In recent months, the prices of gold and silver have been under pressure, as we previously described in This article. A strong dollar and rising bond yields made investors less attractive to buy precious metals. On 21 July, the Gold price The price was then at €53,000 per kilo and less than $1,700 per troy ounce.
At the time of writing, the gold price stands at €56,021 per kilo, an increase of 5.6% from the low in July. With a price of $1,793 per troy ounce, the precious metal is 6.7% higher in dollar terms than the bottom of a few weeks ago. The silver price rose to €639 per kilo this week, which is already 10% higher than last month's low. Measured in dollars, the silver price recovered by 11% to $20.46 per troy ounce.
Gold price rebounds after downward trend in recent months
In recent weeks, sentiment has turned in favor of precious metals. Treasury yields are falling again, indicating weaker economic growth. High inflation is also causing a drop in demand, which means that retail chains are seeing their stocks increase again.

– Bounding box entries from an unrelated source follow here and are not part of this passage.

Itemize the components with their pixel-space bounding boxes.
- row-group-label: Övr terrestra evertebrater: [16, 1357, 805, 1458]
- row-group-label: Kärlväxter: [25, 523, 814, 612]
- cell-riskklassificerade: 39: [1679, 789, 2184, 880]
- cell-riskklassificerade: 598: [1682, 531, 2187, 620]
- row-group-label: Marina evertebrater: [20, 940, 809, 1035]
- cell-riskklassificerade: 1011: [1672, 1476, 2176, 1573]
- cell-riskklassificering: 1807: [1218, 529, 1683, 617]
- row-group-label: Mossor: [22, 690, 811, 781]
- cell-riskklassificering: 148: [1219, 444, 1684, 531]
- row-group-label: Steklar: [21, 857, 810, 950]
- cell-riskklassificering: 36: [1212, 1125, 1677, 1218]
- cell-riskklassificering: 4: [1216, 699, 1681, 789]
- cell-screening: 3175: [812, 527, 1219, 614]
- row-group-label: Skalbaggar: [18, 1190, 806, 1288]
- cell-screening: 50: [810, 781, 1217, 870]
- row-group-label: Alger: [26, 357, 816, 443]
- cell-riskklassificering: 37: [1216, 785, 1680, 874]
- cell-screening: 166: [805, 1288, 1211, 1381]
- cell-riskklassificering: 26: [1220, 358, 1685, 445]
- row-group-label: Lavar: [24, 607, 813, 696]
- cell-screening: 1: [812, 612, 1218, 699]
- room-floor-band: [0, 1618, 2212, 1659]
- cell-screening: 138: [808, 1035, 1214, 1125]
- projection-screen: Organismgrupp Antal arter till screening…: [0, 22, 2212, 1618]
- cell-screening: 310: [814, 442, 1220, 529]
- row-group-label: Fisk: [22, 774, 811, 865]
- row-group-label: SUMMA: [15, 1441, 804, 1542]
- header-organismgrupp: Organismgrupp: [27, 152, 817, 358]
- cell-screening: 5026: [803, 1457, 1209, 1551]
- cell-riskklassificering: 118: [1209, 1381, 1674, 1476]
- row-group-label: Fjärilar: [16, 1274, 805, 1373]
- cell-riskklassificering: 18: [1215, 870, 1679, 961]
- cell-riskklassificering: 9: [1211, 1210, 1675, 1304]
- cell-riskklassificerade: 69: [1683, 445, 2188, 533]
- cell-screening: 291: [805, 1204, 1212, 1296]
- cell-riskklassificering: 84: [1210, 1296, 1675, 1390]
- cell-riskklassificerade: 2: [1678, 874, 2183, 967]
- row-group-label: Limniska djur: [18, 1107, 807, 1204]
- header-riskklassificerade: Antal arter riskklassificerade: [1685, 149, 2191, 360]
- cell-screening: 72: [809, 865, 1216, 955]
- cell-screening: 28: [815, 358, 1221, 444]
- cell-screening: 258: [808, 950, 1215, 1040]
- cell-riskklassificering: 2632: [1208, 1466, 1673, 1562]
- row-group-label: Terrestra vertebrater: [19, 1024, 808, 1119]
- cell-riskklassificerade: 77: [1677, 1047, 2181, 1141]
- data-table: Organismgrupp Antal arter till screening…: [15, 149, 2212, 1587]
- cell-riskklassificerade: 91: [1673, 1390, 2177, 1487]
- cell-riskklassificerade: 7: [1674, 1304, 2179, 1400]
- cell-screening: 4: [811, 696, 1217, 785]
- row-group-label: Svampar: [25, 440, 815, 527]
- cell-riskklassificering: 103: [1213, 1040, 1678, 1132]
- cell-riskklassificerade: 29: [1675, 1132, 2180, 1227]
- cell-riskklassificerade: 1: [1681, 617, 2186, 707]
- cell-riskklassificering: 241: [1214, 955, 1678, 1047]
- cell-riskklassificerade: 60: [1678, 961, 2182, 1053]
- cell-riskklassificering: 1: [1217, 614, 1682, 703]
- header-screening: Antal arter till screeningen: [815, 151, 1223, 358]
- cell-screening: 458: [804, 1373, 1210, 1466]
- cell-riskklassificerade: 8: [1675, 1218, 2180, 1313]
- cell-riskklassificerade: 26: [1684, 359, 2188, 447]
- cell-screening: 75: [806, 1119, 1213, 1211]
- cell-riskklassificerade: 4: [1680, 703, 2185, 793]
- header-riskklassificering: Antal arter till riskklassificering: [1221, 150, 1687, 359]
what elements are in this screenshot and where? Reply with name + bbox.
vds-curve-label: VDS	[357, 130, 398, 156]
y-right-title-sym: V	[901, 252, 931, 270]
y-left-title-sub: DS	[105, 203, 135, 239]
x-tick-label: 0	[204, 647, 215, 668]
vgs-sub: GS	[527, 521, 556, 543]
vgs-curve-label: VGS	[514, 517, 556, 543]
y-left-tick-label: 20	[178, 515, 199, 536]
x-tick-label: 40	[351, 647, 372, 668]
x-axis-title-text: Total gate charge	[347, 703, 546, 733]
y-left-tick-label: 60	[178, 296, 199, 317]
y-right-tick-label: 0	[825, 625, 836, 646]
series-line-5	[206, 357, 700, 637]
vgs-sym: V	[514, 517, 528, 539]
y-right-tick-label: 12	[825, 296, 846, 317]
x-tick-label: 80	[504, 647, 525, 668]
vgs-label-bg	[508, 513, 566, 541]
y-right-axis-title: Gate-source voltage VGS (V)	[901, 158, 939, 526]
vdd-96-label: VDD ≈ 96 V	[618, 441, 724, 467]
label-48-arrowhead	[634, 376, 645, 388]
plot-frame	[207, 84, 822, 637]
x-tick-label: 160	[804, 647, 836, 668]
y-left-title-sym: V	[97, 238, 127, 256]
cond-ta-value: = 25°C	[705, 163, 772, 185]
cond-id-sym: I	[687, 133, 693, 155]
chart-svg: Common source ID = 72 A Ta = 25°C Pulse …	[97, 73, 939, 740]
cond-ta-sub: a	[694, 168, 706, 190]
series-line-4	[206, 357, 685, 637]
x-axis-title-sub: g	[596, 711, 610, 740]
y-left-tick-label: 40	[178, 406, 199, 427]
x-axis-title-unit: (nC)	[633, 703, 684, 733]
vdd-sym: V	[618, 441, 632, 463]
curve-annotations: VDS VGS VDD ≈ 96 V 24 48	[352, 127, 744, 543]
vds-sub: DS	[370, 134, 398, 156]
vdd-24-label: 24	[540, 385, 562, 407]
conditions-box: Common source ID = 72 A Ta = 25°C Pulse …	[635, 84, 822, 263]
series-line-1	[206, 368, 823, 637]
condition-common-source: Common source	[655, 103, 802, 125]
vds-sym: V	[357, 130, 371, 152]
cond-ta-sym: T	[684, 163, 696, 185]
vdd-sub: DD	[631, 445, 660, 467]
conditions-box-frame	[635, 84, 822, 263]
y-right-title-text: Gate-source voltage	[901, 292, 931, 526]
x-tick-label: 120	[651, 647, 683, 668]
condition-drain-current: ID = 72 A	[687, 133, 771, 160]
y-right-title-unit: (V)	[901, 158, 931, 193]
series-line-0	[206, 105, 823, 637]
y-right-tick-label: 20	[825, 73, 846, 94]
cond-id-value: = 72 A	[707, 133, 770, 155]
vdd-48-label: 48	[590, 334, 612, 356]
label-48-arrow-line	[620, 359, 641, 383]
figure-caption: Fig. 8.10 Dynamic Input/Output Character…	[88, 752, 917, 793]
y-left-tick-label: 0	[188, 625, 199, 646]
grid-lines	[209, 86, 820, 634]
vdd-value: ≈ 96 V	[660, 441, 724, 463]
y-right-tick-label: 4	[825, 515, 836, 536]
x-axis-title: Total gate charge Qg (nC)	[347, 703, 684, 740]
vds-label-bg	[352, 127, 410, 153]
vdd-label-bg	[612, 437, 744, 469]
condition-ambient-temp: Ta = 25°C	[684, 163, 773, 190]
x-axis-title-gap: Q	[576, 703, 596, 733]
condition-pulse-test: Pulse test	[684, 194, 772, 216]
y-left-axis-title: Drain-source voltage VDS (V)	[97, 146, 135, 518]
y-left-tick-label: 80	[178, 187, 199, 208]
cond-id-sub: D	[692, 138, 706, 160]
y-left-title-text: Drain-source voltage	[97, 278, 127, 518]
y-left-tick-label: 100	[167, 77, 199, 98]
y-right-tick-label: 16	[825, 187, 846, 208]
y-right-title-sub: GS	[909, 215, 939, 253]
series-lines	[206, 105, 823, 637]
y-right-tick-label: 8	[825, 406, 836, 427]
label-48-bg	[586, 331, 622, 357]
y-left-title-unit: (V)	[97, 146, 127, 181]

The dollar index has also fallen back slightly after a long upward trend, which is beneficial for precious metals.
Due to a deterioration in a number of macroeconomic data, central banks may be less likely to raise interest rates. Even a complete turn in monetary policy is not ruled out in the medium term, as some indicators already point to a decline in interest rates and inflation. That argues in favor of precious metals.
As we mentioned earlier, Wrote the current rebound in the price of gold also fits into a historical trend. In the run-up to previous periods of interest rate hikes, the gold price also fell, only to rise again. In the first six months after the first interest rate hike, the precious metal was on average ten percent higher. Gold turns out to be the safe haven in bad economic times.